Fakat Horasan Vilayeti ve Batı Afrika Vilayeti gibi DEAŞ'a bağlı grupların liderlerinin operasyonel faaliyetleri örgütün liderliğini istemelerine neden olabilir. Somalili olan Mumin, DEAŞ’ın geleneksel liderlik kriterlerini karşılamasa da coğrafi konumu ona bazı avantajlar sağlıyor.

Afrika Boynuzu

ABD’nin West Point Askeri Akademisi’ne bağlı CTC Sentinel - Combating Terrorism Center’a göre Afrika Boynuzu örgüte Arap Maşrık (Levant) bölgesindeki istikrarsızlıktan koruma ve daha fazla hareket özgürlüğü sağlamış olabilir. Merkez, bu liderlik özelliklerinin, mali kaynakları savaşı kazanmanın anahtarı olarak gören terör örgütü El Kaide’nin eski lideri Usame bin Ladin'inkilerle örtüştüğünü vurguladı.

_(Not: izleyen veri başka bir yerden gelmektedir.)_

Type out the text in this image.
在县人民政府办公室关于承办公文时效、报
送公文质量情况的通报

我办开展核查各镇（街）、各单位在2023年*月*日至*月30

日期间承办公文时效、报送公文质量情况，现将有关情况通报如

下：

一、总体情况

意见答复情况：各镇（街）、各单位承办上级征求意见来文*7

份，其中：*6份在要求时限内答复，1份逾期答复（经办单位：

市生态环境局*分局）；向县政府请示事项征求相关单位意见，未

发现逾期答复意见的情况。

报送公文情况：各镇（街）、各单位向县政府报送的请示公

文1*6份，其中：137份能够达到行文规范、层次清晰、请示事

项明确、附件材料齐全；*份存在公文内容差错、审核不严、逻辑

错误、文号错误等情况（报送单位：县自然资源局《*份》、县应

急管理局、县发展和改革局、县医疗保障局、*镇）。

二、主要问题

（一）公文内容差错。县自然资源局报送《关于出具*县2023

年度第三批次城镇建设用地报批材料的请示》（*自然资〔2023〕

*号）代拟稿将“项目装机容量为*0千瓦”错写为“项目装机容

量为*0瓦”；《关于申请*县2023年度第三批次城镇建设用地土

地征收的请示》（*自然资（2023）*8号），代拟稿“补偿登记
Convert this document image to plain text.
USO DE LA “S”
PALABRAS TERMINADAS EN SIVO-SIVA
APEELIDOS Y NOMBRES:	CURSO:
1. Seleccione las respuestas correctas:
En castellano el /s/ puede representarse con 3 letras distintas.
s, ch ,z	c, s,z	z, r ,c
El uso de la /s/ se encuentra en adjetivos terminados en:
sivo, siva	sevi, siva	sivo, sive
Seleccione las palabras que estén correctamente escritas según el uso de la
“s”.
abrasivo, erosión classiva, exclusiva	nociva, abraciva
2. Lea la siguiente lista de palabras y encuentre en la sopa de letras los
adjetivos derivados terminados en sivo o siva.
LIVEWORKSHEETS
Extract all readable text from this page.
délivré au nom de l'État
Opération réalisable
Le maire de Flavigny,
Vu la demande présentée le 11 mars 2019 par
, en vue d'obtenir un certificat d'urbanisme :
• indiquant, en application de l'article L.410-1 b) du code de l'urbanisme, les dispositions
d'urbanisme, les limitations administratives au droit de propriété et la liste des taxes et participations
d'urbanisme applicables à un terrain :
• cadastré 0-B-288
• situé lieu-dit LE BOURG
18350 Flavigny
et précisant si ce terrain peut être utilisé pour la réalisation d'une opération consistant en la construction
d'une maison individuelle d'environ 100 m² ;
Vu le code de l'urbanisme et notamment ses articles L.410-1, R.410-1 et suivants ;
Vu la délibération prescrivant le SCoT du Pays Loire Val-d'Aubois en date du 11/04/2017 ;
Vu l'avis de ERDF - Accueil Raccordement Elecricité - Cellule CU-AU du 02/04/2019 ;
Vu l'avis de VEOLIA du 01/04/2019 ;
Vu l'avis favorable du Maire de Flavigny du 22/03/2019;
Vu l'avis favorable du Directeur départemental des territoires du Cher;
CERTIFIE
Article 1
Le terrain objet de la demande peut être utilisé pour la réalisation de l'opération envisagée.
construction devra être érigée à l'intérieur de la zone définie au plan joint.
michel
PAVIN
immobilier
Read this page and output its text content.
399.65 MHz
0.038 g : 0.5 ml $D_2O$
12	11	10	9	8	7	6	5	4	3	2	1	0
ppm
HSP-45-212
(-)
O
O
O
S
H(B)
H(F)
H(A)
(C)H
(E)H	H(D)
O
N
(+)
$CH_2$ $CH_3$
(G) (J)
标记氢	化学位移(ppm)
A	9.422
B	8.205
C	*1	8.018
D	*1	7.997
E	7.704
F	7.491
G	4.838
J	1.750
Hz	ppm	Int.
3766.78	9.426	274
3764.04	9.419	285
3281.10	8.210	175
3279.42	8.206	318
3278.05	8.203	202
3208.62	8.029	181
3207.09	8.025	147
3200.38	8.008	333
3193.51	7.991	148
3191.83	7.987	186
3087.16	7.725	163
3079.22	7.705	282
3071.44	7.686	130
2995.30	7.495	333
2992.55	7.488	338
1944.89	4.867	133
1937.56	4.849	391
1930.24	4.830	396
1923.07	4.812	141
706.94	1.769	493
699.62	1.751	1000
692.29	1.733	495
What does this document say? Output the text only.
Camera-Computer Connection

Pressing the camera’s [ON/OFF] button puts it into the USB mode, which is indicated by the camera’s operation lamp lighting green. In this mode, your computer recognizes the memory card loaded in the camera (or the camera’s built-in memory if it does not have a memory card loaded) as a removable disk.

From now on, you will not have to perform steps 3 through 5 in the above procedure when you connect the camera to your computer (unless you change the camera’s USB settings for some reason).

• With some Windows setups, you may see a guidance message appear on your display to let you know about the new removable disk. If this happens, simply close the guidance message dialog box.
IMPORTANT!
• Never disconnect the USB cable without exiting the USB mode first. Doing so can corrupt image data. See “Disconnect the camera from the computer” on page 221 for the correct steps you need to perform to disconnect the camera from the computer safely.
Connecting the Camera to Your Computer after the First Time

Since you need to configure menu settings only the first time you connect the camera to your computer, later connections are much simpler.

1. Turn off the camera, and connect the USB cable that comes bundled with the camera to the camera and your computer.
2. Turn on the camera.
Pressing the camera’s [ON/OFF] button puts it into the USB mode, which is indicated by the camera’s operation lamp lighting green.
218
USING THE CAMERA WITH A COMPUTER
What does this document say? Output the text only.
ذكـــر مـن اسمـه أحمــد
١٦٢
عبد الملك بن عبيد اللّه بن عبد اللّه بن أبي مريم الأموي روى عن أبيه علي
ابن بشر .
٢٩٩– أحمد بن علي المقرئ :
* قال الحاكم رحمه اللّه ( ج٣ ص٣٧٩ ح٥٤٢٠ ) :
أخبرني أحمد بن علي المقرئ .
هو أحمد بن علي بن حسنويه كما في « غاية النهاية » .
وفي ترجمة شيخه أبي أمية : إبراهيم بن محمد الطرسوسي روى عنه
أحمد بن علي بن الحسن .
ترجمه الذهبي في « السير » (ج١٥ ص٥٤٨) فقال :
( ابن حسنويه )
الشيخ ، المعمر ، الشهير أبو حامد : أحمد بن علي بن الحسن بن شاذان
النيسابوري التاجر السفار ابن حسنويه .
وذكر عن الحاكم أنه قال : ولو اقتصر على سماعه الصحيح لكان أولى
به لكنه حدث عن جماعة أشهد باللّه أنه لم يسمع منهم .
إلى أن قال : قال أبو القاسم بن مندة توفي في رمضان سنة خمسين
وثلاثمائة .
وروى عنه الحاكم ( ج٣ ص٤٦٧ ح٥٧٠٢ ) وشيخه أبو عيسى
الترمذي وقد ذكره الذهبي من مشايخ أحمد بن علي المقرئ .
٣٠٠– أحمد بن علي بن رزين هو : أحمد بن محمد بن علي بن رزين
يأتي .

Mumin'in emrindeki militan sayısı az olmasına rağmen liderlik piramidinin tepesine yükselmesi, DEAŞ içindeki değişimleri de yansıtıyor. Hamming’e göre bu değişimlerden ilki halifenin artık DEAŞ'deki en önemli figür olmaması, ikincisinin ise örgütün aslında Afrika'ya doğru kademeli bir stratejik kayma arayışında olması. Kimliğinin gizli tutulmasını isteyen Avrupalı istihbarat kaynağı ise Avrupa'ya ulaşan şiddet görüntülerinin yüzde 90'ının Afrika'dan geldiğini söyledi. Ancak CTC Sentinel'e göre örgütün liderliği Ortadoğu'da kalmaya devam ettiğinden ‘her şey aynı kalıyor’.